韋定鹹點了點頭,神情變得嚴肅,語調也相當緩慢:「對於神秘的巫術,我所知不多,但是‘乾乾’卻是巫師權威的象徵!」
盛遠天大是奇怪,「哦」地一聲,他想問:如果是那麼重要的東西,怎麼會在一個低階酒吧的吧女體內呢?不過他沒有問出來,只是聽韋定鹹講下去。
韋定鹹道:「為了這個小雕像,不知曾死了多少人,死的,全是出色的巫師。」
盛遠天不禁打了一個寒戰,這小雕像一直掛在他的心口,他再想也想不到,它會有那樣的曲折神秘。
韋定鹹又道:「守護之神,是一種象徵,守護的,是一個傳說中的寶藏。在西印度群島,巫術盛行了將近一千年,精通巫術的巫師,是有著至高無上權威的人物,據說遠在南美洲各國的重要人物,也常常飄洋過海,來請海地的巫師為他們施術。當然,這些人全都攜著極貴重的禮物。而巫師本人,認為他們精通巫術,是天神賜給他們的力量,所以他們收到的禮物,自己並不享用,都儲存起來,獻給天神。年代久遠,積累起來的各種寶石、黃金,據一個曾看到過的人說,世上沒有一個寶庫,有更多的珍寶!」
盛遠天吸了一口氣,那實在太吸引人了,一個屬於歷代巫師的寶庫,他的氣息不由自主急促了起來。韋定鹹瞪了他一眼,像是在告誡他:別把事情看得太容易了!
盛遠天自然也知道,這樣的一個寶庫,在當地人們的心目之中,是屬於天神的,一定受著極其嚴密的保護。要將之據為己有,當然不是容易的事!

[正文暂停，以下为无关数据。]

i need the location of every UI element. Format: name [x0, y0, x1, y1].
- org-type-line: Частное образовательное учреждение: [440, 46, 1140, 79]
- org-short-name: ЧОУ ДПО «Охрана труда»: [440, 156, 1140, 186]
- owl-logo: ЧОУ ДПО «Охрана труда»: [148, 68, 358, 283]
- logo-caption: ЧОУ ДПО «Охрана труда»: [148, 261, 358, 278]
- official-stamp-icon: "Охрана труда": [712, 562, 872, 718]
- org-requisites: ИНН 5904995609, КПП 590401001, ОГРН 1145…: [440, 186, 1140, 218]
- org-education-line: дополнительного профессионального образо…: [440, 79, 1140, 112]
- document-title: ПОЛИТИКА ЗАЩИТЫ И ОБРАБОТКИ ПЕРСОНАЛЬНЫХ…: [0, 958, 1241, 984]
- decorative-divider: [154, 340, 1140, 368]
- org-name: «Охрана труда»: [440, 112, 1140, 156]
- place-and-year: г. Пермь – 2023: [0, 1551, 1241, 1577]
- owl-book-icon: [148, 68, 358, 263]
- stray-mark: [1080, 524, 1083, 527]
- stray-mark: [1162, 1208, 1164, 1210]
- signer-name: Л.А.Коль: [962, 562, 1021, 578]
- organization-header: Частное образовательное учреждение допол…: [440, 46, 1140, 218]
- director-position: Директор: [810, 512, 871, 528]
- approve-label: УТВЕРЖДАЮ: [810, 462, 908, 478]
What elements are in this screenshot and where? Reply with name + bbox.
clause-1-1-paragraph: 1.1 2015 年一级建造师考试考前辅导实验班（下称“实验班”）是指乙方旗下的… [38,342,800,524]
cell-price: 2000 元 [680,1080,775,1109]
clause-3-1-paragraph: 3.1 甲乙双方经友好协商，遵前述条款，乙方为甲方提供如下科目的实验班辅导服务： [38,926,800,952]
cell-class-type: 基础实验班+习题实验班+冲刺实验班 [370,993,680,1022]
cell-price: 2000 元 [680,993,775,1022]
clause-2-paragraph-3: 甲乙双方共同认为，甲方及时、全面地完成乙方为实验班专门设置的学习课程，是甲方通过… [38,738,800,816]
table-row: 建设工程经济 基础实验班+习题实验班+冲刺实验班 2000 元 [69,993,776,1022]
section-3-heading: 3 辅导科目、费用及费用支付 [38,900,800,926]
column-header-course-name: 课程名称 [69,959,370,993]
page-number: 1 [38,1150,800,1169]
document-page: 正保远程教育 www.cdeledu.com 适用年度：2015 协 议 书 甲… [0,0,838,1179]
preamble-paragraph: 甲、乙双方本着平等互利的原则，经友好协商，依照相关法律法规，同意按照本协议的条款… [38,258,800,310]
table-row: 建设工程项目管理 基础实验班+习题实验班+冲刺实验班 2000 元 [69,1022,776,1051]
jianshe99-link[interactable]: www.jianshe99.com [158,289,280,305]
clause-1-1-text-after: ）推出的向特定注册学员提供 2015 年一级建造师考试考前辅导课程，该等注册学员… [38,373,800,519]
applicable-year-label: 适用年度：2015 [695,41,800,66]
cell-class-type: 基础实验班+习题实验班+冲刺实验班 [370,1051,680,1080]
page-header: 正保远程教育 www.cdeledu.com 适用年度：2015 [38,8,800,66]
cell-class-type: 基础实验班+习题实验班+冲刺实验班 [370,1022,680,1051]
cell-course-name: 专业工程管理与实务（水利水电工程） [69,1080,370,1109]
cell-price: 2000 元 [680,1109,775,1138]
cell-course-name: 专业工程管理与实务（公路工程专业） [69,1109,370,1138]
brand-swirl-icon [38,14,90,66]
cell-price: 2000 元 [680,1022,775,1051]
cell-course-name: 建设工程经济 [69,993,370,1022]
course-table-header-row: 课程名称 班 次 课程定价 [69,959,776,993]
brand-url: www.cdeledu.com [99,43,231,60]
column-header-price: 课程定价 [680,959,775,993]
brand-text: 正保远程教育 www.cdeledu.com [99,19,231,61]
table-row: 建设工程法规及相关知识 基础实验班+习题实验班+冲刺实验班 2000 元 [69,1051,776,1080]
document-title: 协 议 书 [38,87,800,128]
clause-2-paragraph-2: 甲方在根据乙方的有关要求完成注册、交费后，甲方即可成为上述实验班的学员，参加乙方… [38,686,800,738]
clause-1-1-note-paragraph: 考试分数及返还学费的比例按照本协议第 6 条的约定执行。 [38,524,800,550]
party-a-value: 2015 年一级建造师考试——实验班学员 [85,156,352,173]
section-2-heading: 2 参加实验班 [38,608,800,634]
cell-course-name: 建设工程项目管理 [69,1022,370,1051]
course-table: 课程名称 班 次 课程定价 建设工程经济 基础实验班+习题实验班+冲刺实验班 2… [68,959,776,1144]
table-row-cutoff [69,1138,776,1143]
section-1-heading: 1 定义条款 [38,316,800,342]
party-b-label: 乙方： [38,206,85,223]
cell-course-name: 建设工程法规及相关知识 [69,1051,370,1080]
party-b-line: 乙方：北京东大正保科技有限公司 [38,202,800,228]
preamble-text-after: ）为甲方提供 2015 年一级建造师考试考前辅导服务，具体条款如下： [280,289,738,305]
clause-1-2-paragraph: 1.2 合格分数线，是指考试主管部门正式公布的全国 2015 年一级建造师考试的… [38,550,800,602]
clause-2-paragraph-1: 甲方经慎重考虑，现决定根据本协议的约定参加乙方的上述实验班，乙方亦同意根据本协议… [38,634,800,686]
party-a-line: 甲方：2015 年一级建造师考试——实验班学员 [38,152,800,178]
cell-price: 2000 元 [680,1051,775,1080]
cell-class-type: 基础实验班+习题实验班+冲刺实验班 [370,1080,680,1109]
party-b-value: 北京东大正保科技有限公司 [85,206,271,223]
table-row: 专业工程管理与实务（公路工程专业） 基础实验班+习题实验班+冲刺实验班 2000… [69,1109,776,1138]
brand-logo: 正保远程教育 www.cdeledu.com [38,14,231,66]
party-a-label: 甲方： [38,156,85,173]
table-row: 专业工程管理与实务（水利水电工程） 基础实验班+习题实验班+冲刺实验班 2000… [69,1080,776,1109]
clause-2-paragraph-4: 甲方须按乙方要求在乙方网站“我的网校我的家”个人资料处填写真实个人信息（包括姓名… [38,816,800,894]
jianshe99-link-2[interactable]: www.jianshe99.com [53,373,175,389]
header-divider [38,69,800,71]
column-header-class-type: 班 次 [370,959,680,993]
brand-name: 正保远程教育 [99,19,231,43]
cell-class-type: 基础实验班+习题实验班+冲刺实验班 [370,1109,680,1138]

韋定鹹託著那小雕像,道:「這是守護之神,本來兩大族的巫師,每十年一次,輪流執掌,執掌著守護神的那一族,在執掌期間,可以享受到很多利益。所以,不知從什麼時候起,十年輪流的執掌制度,受到了破壞。自從第一次,利用巫術和武力,搶奪守護神成功之後,這個小小的雕像,就一直在鮮血和生命之中轉手。兩大族的巫師,為了使自己能得到守護神,精研巫術,這是海地的巫術越來越盛行的緣故。」
盛遠天聽到這裡,忍不住問了一句:「博士先生,世上有巫術這回事嗎?」
(原振俠看到這裡,心中也不禁問了一句:「世上真有巫術這回事嗎?」)韋定鹹皺了皺眉:「這……我說過,對巫術我沒有太多的研究,我只是輾轉聽到這個寶庫的事,曾下過一番功夫研究。」
盛遠天充滿信心地道:「如果根本沒有巫術,我們進行起來,豈不順利得多?」
韋定鹹「哼」地一聲:「別忘了當地土人,有百發百中的箭術,而且箭鏃上全有極毒的毒藥,他們的長矛,可以刺穿山豬的厚皮!何況他們人又多──你別打岔,聽我說下去!」
盛遠天搓著手,心頭髮熱,彷佛無數珍寶已經到手了。
盛遠天在那時,想到的只是寶藏。如果他有預知的本領,知道以後事情的發展的話,他是不是還會對寶藏有興趣,那真是難說得很了!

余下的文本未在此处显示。